After helping ignite Dropbox’s growth through its viral referral program, Sean Ellis agreed to consult a mobile security company called Lookout for 6-months to see if he could ignite their growth too.

His first step was to survey Lookout’s existing users and ask how disappointed they’d be if they could no longer user the product. Only 7% said they’d be “Very Disappointed” — well below the benchmark of 40% that is usually indicative of product/market fit.

The next step was to dig into why those 7% of users would be very disappointed without the product. At the time, Lookout offered a variety of services from helping you find your lost phone to protecting it with a firewall. But Sean found that the “very disappointed” users only cared about the antivirus functionality.

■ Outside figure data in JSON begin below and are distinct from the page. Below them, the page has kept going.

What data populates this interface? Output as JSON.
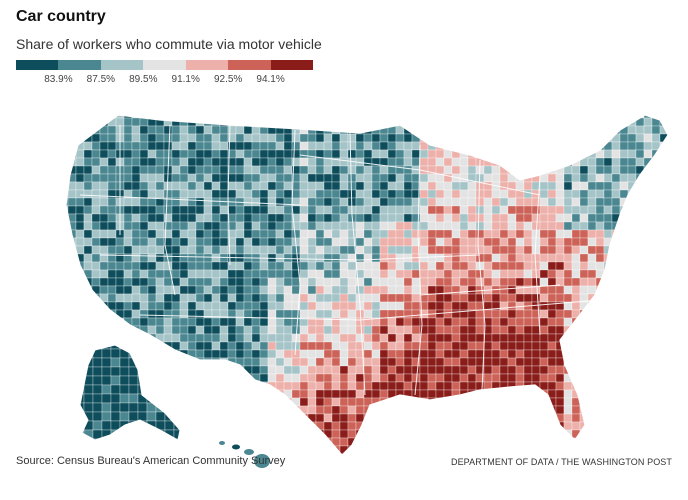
{
  "title": "Car country",
  "subtitle": "Share of workers who commute via motor vehicle",
  "legend": {
    "colors": [
      "#0e4e5c",
      "#4a8791",
      "#a4c4c8",
      "#e3e3e3",
      "#eeb0aa",
      "#cc6258",
      "#8a1c1a"
    ],
    "ticks": [
      "83.9%",
      "87.5%",
      "89.5%",
      "91.1%",
      "92.5%",
      "94.1%"
    ]
  },
  "map": {
    "regions": [
      "Alaska",
      "Hawaii",
      "Contiguous United States"
    ]
  },
  "footer": {
    "source": "Source: Census Bureau's American Community Survey",
    "credit": "DEPARTMENT OF DATA / THE WASHINGTON POST"
  }
}
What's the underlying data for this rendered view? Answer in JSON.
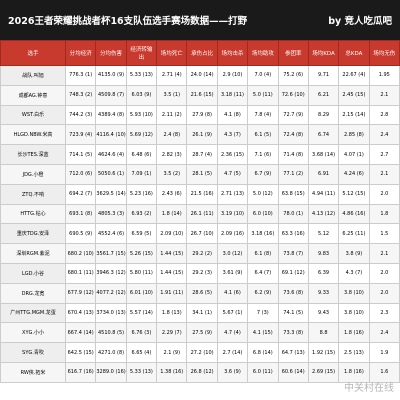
{
  "header": {
    "title": "2026王者荣耀挑战者杯16支队伍选手赛场数据——打野",
    "byline": "by 竞人吃瓜吧"
  },
  "table": {
    "columns": [
      "选手",
      "分均经济",
      "分均伤害",
      "经济转输出",
      "场均死亡",
      "承伤占比",
      "场均击杀",
      "场均助攻",
      "参团率",
      "场均KDA",
      "总KDA",
      "场均无伤"
    ],
    "rows": [
      [
        "战队.叫旭",
        "776.3 (1)",
        "4135.0 (9)",
        "5.33 (13)",
        "2.71 (4)",
        "24.0 (14)",
        "2.9 (10)",
        "7.0 (4)",
        "75.2 (6)",
        "9.71",
        "22.67 (4)",
        "1.95"
      ],
      [
        "成都AG.钟意",
        "748.3 (2)",
        "4509.8 (7)",
        "6.03 (9)",
        "3.5 (1)",
        "21.6 (15)",
        "3.18 (11)",
        "5.0 (11)",
        "72.6 (10)",
        "6.21",
        "2.45 (15)",
        "2.1"
      ],
      [
        "WST.白乐",
        "744.2 (3)",
        "4389.4 (8)",
        "5.93 (10)",
        "2.11 (2)",
        "27.9 (8)",
        "4.1 (8)",
        "7.8 (4)",
        "72.7 (9)",
        "8.29",
        "2.15 (14)",
        "2.8"
      ],
      [
        "HLGD.NBW.米高",
        "723.9 (4)",
        "4116.4 (10)",
        "5.69 (12)",
        "2.4 (8)",
        "26.1 (9)",
        "4.3 (7)",
        "6.1 (5)",
        "72.4 (8)",
        "6.74",
        "2.85 (8)",
        "2.4"
      ],
      [
        "长沙TES.深蓝",
        "714.1 (5)",
        "4624.6 (4)",
        "6.48 (6)",
        "2.82 (3)",
        "28.7 (4)",
        "2.36 (15)",
        "7.1 (6)",
        "71.4 (8)",
        "3.68 (14)",
        "4.07 (1)",
        "2.7"
      ],
      [
        "JDG.小橙",
        "712.0 (6)",
        "5050.6 (1)",
        "7.09 (1)",
        "3.5 (2)",
        "28.1 (5)",
        "4.7 (5)",
        "6.7 (9)",
        "77.1 (2)",
        "6.91",
        "4.24 (6)",
        "2.1"
      ],
      [
        "ZTQ.不响",
        "694.2 (7)",
        "3629.5 (14)",
        "5.23 (16)",
        "2.43 (6)",
        "21.5 (16)",
        "2.71 (13)",
        "5.0 (12)",
        "63.8 (15)",
        "4.94 (11)",
        "5.12 (15)",
        "2.0"
      ],
      [
        "HTTG.钻心",
        "693.1 (8)",
        "4805.3 (3)",
        "6.93 (2)",
        "1.8 (14)",
        "26.1 (11)",
        "3.19 (10)",
        "6.0 (10)",
        "78.0 (1)",
        "4.13 (12)",
        "4.86 (16)",
        "1.8"
      ],
      [
        "重庆TDG.安泽",
        "690.5 (9)",
        "4552.4 (6)",
        "6.59 (5)",
        "2.09 (10)",
        "26.7 (10)",
        "2.09 (16)",
        "3.18 (16)",
        "63.3 (16)",
        "5.12",
        "6.25 (11)",
        "1.5"
      ],
      [
        "深圳RGM.紫泥",
        "680.2 (10)",
        "3561.7 (15)",
        "5.26 (15)",
        "1.44 (15)",
        "29.2 (2)",
        "3.0 (12)",
        "6.1 (8)",
        "73.8 (7)",
        "9.83",
        "3.8 (9)",
        "2.1"
      ],
      [
        "LGD.小谷",
        "680.1 (11)",
        "3946.3 (12)",
        "5.80 (11)",
        "1.44 (15)",
        "29.2 (3)",
        "3.61 (9)",
        "6.4 (7)",
        "69.1 (12)",
        "6.39",
        "4.3 (7)",
        "2.0"
      ],
      [
        "DRG.龙宽",
        "677.9 (12)",
        "4077.2 (12)",
        "6.01 (10)",
        "1.91 (11)",
        "28.6 (5)",
        "4.1 (6)",
        "6.2 (9)",
        "73.6 (8)",
        "9.33",
        "3.8 (10)",
        "2.0"
      ],
      [
        "广州TTG.MGM.龙蛋",
        "670.4 (13)",
        "3734.0 (13)",
        "5.57 (14)",
        "1.8 (13)",
        "34.1 (1)",
        "5.67 (1)",
        "7 (3)",
        "74.1 (5)",
        "9.43",
        "3.8 (10)",
        "2.3"
      ],
      [
        "XYG.小小",
        "667.4 (14)",
        "4510.8 (5)",
        "6.76 (3)",
        "2.29 (7)",
        "27.5 (9)",
        "4.7 (4)",
        "4.1 (15)",
        "73.3 (8)",
        "8.8",
        "1.8 (16)",
        "2.4"
      ],
      [
        "SYG.青吹",
        "642.5 (15)",
        "4271.0 (8)",
        "6.65 (4)",
        "2.1 (9)",
        "27.2 (10)",
        "2.7 (14)",
        "6.8 (14)",
        "64.7 (13)",
        "1.92 (15)",
        "2.5 (13)",
        "1.9"
      ],
      [
        "RW侠.拓米",
        "616.7 (16)",
        "3289.0 (16)",
        "5.33 (13)",
        "1.38 (16)",
        "26.8 (12)",
        "3.6 (9)",
        "6.0 (11)",
        "60.6 (14)",
        "2.69 (15)",
        "1.8 (16)",
        "1.6"
      ]
    ]
  },
  "watermark": "中关村在线"
}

“Now we know that antivirus was what people really valued,” Sean explains. “So step one was to just reposition the product on antivirus… By setting the right expectations around it upfront, you’re going to bring in the right people. The second thing we did was streamline onboarding so that the first thing the user did after signing up for the product was set up the antivirus protection. Then you got a message saying you’re now protected from viruses”

Sean continues:

“It was really the combination of those two things: setting the right expectations and then speed to value. The next cohort of people we surveyed was at 40% saying they’d be very disappointed without the product… Six months later it was 60%, and then they hit a $1 billion valuation four or five years later.”

That change from 7% to 40% only took two weeks. Sean explains:

“Ultimately moving retention is really hard but it’s usually more a function of onboarding to the right user experience than it is about the kind of tactical things that people try to do to improve retention. Until you deeply understand [why you have] product/market fit, you don’t have the tools to grow the business. So that’s really the first step: dig in and figure out who considers [your product] a must have? How are they using the product? What did they use before? What problem are they solving?”

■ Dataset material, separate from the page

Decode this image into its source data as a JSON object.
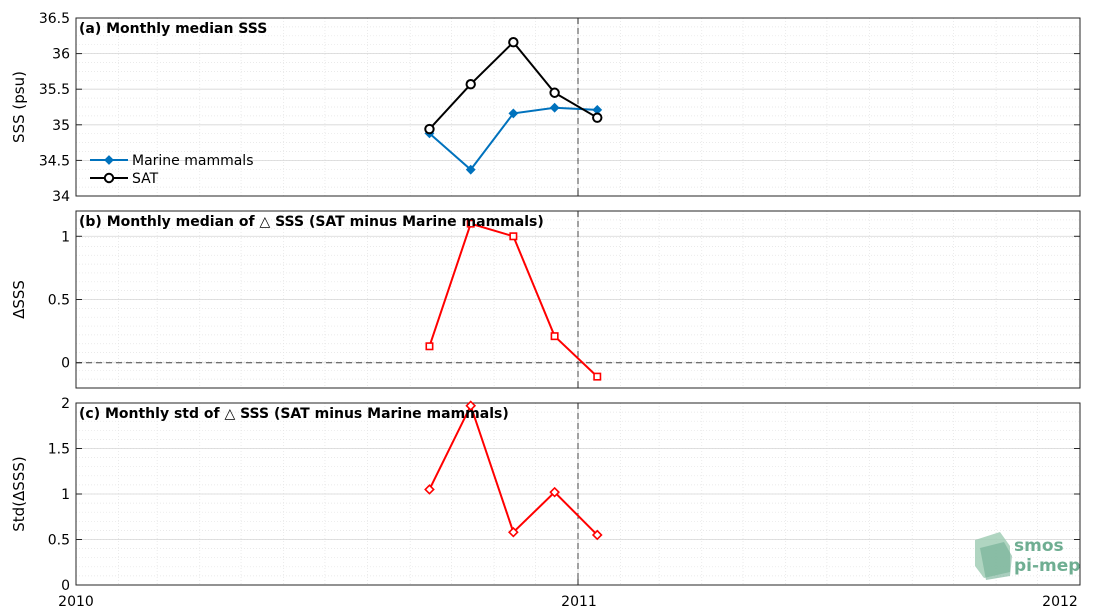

One of Sean’s favorite questions for users is, “What is the primary benefit you get?” Then he asks, “Why is that benefit important to you?”

This context is really important. He explains why:

“When you really dig into the context of why that must-have benefit is important to people, you start to get the ingredients to build that flywheel that leads to long-term sustainable growth… Make sure your product roadmap is doubling down on the things that are important to your must-have customers, your onboarding is bringing new people to the right experience, your messaging is setting the right expectations, your acquisition campaigns are targeting people who actually have the need. It’s all about getting the right people to the right experience. And then even your engagement loop is just about reinforcing how to get people to experience that benefit more often.”